166. Nonstop Before Lindberg

Nonstop over water is a big deal. In the early days of aviation, planes failed frequently, and forced landings were standard procedure. Landing in a cow pasture was problematical. Landing in the ocean would likely be fatal.

In 1909, Louis Bleriot flew nonstop (there wasn’t any other way to do it but nonstop) across the English Channel. He would certainly have set off a round of longer and longer first flights, but WW I got in the way.

After WW I, there was a surplus of newer, more sophisticated aircraft. Two British flyers, John Alcock and Arthur Whitten-Brown, along with several other competing teams, set out to cross the Atlantic nonstop, beginning their flights in Newfoundland. Hawker and Grieve took off first, crashed a thousand miles into the flight, and were picked up by a passing steamer. Raynham and Morgan tried an hour later, but crashed during takeoff.

Alcock and Brown left Newfoundland on June 14, 97 years ago today. Alcock, the pilot, had waited as long as he dared for better weather, but finally decided to chance the near gale force winds. The two aviators, in a single open cockpit, took off at 4:10 PM, barely clearing the trees at the end of the runway. They headed east toward Ireland, with the wind behind them to hurry them along.

Shortly after takeoff, Brown discovered that their wireless was not working. He crawled out of the cockpit onto the wing to get a look at the small propeller mounted under the fuselage which powered the radio. Three of four of the blades had sheered off. They would remain out of communication until their flight either succeeded or failed.

At 7 PM, the exhaust pipe on the starboard motor overheated, split, and burned away. This left the motor running erratically, but there was no way to fix it.

They were flying at 3000 feet; Brown was navigating by sextant. When they entered a fog bank. Alcock had to rise to 12,000 feet so they could see the stars again. About sunrise, they entered an even higher bank of fog. They could not tell left from right or up from down, but the instruments showed the plane listing and then entering a spin. They dropped down, blind, almost to the ocean itself. Fifty feet above the water they cleared the fog and clouds with wings vertical. Alcock pulled up just above the water.

For hours they flew in alternating clouds and clear air, until the storm turned the sky black in front of them. Then they entered snow, sleet, and freezing rain. Alcock tried unsuccessful to fly above the storm, but the only result was that a critical gauge, fixed to a strut outside the cockpit, iced over. Again Brown had to leave the cockpit to chip away the ice, but this time he had to remain, clinging to the cross wires, to repeat the process every time the gauge re-iced.

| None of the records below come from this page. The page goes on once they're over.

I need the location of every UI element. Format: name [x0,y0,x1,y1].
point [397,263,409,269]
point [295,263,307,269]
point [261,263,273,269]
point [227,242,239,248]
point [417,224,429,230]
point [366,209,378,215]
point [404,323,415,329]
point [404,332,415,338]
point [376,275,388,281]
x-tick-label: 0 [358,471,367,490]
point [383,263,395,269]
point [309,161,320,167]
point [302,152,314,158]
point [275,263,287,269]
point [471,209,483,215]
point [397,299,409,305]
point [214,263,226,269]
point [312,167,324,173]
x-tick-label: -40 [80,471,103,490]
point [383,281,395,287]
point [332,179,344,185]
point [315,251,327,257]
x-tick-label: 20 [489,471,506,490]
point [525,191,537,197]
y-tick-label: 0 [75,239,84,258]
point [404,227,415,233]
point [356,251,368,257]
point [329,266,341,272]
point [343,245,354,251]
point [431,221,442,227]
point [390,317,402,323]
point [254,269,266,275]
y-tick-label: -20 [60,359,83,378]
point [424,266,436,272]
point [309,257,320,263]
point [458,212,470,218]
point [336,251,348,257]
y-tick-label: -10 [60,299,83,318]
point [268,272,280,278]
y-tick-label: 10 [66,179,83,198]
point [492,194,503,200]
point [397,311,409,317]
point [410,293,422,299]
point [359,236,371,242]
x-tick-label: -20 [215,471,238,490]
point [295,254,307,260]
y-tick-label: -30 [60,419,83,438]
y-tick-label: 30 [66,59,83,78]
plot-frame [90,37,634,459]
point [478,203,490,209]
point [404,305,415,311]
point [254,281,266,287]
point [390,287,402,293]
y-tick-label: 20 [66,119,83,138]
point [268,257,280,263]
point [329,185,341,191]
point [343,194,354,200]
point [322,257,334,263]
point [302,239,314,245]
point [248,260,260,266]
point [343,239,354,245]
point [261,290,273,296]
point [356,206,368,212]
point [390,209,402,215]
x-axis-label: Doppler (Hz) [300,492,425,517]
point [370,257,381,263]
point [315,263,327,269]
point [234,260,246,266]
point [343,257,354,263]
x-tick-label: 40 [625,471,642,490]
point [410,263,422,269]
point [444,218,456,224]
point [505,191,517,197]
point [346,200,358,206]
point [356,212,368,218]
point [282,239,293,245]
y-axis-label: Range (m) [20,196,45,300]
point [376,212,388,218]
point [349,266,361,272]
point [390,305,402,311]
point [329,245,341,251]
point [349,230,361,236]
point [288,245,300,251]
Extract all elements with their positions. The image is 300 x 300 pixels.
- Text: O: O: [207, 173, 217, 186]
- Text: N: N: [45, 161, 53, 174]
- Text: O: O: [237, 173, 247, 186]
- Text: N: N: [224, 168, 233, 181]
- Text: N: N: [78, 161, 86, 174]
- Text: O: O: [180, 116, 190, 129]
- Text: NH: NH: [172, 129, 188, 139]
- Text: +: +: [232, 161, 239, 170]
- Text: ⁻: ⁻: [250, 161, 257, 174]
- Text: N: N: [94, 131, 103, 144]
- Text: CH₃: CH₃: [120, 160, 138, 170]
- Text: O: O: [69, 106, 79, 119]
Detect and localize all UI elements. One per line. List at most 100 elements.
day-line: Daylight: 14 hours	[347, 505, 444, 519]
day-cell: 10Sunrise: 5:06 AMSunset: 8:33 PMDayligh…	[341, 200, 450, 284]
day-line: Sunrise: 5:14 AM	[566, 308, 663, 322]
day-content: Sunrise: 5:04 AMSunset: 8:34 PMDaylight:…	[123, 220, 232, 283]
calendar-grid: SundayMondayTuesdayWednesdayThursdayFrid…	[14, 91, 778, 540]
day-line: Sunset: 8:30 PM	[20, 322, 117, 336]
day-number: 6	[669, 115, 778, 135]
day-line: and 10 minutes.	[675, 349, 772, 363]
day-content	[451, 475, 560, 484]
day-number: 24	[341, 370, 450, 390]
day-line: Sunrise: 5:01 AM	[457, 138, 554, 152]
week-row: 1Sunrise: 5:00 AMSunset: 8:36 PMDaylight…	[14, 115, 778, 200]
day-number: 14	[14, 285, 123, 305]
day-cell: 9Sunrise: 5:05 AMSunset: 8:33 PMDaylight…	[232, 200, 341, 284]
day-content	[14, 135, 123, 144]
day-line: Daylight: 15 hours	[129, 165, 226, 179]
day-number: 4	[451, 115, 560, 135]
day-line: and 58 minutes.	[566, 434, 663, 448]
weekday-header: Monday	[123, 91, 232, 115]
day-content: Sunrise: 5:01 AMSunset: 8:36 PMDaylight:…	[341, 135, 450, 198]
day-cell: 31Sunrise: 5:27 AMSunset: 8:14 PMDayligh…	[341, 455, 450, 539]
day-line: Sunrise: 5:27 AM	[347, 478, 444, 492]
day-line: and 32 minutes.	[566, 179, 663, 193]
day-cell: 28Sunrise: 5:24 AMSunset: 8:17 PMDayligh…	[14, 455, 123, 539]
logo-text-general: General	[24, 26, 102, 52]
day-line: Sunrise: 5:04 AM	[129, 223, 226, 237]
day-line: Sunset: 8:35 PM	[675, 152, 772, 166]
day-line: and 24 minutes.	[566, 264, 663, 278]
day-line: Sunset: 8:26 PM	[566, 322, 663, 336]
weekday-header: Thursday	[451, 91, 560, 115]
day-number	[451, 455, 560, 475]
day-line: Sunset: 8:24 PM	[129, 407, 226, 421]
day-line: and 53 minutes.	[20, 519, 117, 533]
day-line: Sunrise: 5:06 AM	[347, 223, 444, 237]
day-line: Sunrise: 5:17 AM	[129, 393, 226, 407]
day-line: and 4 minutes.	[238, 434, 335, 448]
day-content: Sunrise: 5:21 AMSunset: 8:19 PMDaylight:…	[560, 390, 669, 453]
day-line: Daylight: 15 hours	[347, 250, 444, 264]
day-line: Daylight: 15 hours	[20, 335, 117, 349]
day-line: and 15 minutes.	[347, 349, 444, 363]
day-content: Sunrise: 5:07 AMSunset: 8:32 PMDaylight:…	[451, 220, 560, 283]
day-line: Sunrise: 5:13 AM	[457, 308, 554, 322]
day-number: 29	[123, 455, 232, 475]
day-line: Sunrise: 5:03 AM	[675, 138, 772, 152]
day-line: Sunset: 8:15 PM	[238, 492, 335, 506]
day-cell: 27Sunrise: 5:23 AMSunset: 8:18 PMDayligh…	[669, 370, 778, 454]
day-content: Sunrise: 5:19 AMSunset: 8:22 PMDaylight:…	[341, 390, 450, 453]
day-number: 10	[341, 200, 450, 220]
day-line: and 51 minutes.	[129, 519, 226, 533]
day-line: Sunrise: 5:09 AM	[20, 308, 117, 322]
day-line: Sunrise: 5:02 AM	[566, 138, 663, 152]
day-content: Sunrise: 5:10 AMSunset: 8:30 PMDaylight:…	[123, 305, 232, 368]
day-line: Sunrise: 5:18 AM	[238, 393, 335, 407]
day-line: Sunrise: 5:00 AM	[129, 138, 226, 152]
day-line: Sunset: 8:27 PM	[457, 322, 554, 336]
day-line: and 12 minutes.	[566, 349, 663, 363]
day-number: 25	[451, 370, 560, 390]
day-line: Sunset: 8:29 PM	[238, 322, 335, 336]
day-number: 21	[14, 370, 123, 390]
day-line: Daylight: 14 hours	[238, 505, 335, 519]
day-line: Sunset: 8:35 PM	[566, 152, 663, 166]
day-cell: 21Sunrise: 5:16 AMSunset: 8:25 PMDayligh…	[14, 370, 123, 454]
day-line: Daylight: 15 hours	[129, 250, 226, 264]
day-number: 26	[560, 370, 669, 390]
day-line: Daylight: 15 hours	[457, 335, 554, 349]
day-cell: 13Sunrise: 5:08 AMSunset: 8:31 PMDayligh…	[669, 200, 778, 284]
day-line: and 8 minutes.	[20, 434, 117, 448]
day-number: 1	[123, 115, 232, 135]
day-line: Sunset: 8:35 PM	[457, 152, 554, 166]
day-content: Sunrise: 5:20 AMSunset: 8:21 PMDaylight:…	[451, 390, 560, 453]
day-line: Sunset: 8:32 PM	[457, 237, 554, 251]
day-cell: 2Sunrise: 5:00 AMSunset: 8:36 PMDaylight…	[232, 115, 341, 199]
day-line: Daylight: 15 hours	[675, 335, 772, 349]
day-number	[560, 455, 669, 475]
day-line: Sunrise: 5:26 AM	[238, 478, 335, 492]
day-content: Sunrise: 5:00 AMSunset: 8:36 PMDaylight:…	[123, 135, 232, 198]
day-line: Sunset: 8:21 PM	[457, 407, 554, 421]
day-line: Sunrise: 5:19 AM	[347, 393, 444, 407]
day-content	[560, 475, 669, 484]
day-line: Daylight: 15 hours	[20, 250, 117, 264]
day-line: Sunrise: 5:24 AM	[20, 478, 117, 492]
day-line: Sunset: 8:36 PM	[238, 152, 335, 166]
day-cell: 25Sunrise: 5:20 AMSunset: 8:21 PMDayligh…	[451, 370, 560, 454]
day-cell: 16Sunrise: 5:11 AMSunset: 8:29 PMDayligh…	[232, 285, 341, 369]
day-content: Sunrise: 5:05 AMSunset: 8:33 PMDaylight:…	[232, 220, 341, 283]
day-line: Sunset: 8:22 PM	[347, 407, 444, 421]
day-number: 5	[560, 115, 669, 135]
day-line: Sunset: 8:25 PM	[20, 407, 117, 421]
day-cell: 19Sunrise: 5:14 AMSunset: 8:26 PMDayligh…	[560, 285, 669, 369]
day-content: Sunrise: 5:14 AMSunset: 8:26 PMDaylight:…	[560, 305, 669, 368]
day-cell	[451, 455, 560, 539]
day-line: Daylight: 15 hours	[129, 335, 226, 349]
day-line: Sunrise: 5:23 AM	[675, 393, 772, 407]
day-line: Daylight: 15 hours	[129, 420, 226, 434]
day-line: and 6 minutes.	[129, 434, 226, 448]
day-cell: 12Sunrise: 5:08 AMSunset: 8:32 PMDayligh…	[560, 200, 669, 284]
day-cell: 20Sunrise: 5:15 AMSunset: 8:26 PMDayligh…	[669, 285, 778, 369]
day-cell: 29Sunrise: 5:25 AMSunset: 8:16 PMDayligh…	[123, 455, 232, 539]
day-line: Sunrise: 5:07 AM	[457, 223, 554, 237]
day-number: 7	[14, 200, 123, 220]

Eventually they had to drop down through the storm again to see the ocean below so they did not overfly their destination. At 8:15 AM, June 15th, they sighted the Irish coast.

Alcock and Brown were knighted for their efforts, and lionized in Britain.

In America, not so much. Eight years later, Lindbergh flew nonstop from New York to Paris, following the same route overwater as Alcock and Brown, and became famous throughout the world as the “first man to fly the Atlantic”.

***

These posts are necessarily short, so details get missed along the way. Like Bleriot before them, Alcock and Brown, and their competitors, were in pursuit of a monetary prize. This time it was for the first single plane to cross from North America to Britain in under 72 hours. The “single plane” rule was to avoid someone flying from Newfoundland to Iceland, jumping into a second, newly fueled and serviced plane, and completing the trip. Stops along the way were allowed, as long as the same plane was used.

A decade later, Lindbergh was also in a race with a bunch of other flyers to win a monetary prize for the first non-stop flight from New York to Paris. There was nothing in the prize about a solo flight. The other competitors were in larger planes, with crews. Lindbergh flew solo to save the weight of a second person, so he could carry more fuel.

Does this sound familiar? The X-prize, recently won by Burt Rutan’s Space Ship One, was modeled after these early aviation prizes. Even the moon landing was the result of competition, not for money, but for prestige and the military high ground.

If you want more information on early aviation feats, check out Famous First Flights That Changed History, by Lowell Thomas, junior and senior.